There is a quiet panic running through engineering leadership right now. Teams are shipping more. Dashboards glow greener. AI licenses get renewed without a fight. And yet when the board asks the simplest question, did this actually make us better, the room goes oddly silent. Velocity is loud. Impact is not. That gap is where a lot of confidence goes to die, and it is exactly where the conversation needs to get sharper.
The Engineering Leadership Community has always been good at sensing pressure points before they become public problems. On February 27, 2026, ELC is hosting an online roundtable that does not care how impressive your demo looked. Roundtable: AI Productivity Metrics is about the uncomfortable middle, the place between anecdotes and evidence. Between feeling faster and proving value. This is not an argument against AI. It is a demand that we stop confusing motion with progress.
Picture the room, even if the room is digital. Senior engineering leaders, directors, VPs, CTOs, people who have already rolled out the tools and lived with the consequences. No vendor theater. No motivational fog. Just peers comparing notes on what they tracked, what they missed, and what broke once the honeymoon ended. The energy is candid because it has to be. Everyone here has already spent the money.

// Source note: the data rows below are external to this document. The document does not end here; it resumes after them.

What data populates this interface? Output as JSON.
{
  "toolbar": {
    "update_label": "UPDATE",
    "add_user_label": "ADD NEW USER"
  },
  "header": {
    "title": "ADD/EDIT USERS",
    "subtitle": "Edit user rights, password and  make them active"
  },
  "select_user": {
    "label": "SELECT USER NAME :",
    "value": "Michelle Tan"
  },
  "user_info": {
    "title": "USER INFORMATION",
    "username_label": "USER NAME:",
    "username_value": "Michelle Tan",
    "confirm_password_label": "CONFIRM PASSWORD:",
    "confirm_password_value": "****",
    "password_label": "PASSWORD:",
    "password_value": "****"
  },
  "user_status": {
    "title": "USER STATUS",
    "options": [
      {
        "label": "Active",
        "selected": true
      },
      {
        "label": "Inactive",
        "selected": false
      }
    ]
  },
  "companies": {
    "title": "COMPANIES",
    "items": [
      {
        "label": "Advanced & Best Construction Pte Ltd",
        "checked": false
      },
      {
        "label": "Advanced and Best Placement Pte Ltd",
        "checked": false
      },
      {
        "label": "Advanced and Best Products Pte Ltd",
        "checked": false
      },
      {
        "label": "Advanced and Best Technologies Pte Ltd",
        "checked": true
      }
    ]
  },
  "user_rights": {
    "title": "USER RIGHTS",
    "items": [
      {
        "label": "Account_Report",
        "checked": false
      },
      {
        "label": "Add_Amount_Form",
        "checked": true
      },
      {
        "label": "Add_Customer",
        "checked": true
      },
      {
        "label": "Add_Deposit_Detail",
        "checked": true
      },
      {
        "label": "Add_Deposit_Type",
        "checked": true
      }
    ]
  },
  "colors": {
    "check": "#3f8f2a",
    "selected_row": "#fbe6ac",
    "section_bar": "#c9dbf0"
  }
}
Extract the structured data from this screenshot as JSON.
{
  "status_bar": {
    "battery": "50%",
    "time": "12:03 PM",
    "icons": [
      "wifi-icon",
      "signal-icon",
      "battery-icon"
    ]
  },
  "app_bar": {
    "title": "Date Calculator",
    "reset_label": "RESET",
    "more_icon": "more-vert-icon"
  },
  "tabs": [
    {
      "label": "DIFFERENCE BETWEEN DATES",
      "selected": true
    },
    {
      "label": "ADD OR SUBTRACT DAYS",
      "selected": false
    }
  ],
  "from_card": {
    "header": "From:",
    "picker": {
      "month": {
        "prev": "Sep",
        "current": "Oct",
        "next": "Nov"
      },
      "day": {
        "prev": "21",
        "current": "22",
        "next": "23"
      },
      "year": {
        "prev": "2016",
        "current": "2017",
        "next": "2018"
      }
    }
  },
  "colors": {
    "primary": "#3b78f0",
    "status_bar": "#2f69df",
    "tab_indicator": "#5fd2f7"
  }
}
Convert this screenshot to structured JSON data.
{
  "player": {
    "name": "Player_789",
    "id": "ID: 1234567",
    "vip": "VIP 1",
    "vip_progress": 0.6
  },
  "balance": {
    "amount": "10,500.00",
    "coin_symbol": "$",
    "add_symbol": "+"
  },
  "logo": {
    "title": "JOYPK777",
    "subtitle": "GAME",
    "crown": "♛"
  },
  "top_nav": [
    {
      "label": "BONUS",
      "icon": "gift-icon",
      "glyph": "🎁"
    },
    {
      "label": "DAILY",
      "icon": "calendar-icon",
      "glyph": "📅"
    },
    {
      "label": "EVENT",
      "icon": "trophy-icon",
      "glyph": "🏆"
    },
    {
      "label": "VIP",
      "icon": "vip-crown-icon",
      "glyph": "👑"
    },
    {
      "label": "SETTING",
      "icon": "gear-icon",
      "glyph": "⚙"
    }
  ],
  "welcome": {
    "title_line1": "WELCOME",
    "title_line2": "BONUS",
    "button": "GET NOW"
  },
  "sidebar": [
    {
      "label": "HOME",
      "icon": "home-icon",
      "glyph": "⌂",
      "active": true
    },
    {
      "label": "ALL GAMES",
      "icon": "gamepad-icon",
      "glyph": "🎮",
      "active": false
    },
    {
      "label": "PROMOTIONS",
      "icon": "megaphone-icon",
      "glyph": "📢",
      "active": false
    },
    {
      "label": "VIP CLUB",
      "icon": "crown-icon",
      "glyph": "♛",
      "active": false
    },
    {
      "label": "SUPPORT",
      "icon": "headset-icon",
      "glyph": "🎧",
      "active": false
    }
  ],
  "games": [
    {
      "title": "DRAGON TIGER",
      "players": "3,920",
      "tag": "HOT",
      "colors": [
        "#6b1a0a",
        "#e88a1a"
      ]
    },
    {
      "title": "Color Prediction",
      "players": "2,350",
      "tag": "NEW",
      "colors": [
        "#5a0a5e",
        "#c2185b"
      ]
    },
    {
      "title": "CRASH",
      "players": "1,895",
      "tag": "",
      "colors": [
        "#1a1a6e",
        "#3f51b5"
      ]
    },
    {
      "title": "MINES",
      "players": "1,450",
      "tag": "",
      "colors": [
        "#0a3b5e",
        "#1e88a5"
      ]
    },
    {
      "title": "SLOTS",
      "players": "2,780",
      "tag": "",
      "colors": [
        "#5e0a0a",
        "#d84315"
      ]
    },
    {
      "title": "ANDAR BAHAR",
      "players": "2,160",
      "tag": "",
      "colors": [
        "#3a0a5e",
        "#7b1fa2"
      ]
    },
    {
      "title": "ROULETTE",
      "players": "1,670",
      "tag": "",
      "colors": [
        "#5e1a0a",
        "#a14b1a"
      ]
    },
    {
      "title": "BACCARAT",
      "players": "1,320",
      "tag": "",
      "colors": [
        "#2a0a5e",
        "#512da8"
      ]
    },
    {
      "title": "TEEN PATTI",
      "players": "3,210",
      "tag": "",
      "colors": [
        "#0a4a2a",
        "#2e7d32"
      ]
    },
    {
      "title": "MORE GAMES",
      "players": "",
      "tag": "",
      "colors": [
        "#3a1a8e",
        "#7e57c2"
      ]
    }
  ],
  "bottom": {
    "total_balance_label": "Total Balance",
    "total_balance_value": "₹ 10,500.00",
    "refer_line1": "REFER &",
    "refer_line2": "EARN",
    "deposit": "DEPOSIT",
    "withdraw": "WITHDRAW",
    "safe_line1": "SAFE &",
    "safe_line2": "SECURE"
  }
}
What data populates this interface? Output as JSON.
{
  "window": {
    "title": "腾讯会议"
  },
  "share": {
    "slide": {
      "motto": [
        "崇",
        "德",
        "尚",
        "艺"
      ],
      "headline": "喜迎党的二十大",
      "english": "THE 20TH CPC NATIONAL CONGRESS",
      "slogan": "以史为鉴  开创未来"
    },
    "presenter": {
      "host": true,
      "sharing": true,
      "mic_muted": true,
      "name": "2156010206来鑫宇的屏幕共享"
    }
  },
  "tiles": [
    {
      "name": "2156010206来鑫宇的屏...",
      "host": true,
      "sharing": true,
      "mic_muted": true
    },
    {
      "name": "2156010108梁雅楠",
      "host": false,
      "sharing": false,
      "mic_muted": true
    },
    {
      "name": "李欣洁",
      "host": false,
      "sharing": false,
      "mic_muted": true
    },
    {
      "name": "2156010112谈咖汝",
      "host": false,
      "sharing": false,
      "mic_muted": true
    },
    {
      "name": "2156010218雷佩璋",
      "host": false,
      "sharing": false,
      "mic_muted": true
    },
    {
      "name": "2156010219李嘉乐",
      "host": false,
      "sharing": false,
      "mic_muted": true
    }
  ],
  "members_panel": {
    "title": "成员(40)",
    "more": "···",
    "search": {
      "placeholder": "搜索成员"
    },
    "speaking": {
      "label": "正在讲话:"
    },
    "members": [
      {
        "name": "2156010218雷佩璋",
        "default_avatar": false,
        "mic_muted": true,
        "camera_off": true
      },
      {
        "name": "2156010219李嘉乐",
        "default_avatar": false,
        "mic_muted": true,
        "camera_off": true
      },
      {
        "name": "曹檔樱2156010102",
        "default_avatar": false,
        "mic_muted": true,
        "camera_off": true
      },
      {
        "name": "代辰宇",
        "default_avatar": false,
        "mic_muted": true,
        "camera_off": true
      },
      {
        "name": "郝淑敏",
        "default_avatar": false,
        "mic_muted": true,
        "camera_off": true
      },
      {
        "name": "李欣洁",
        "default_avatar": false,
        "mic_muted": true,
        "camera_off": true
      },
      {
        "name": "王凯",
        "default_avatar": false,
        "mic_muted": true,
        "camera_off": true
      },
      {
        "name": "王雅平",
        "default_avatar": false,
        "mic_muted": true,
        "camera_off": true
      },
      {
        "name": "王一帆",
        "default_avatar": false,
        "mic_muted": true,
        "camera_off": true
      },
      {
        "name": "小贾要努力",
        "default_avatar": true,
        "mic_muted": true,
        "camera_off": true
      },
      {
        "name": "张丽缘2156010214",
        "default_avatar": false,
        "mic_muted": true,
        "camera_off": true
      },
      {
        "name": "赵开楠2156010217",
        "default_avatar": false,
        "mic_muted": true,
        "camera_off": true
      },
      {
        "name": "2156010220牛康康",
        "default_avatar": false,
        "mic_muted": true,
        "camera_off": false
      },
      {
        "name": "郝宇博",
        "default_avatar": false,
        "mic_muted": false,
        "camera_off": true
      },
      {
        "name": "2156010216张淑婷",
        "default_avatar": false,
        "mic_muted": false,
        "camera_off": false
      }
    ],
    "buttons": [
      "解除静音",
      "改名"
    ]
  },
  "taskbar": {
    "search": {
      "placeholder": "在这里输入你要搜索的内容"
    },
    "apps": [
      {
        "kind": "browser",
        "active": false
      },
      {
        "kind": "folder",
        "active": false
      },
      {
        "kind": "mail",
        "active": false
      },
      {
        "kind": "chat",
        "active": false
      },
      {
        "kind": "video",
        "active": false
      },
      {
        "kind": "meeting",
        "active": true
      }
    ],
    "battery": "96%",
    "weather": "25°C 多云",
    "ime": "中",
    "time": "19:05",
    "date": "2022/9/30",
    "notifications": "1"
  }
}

Joy Dixon is hosting, and that matters. Joy Dixon does not come at this as a metrics tourist. With more than 25+ years across engineering leadership, software engineering, network administration, and technical training, and as Founder and CEO of Mosaic Presence, she understands both the systems and the humans inside them. As a Black Venture Institute Fellow with BLCK VC, advising and developing startups, she has seen how quickly weak measurement turns smart ambition into expensive noise. Her lens is inside out, which is the only way this topic works.
The intellectual thread runs back to ELC Annual 2025 in San Francisco, where Neela Deshpande led a roundtable on outcome oriented metrics for AI features. That session cracked something open. Leaders realized the hardest part was not adoption, it was translation. How key AI metrics, common errors, and ROI actually connect when quality, validation cost, and business outcomes start pulling in different directions.
This roundtable sits right there. Not asking how much code AI helped you write, but how much better what you deliver actually became. Not celebrating activity, but interrogating consequence. The kind of conversation that changes how the next budget meeting sounds, how the next roadmap is defended, how credibility is rebuilt quietly, without theatrics.
Moments like this do not announce themselves as turning points. They feel smaller. A sharper question. A better metric. A sentence you can finally say out loud. Those tend to be the ones that last.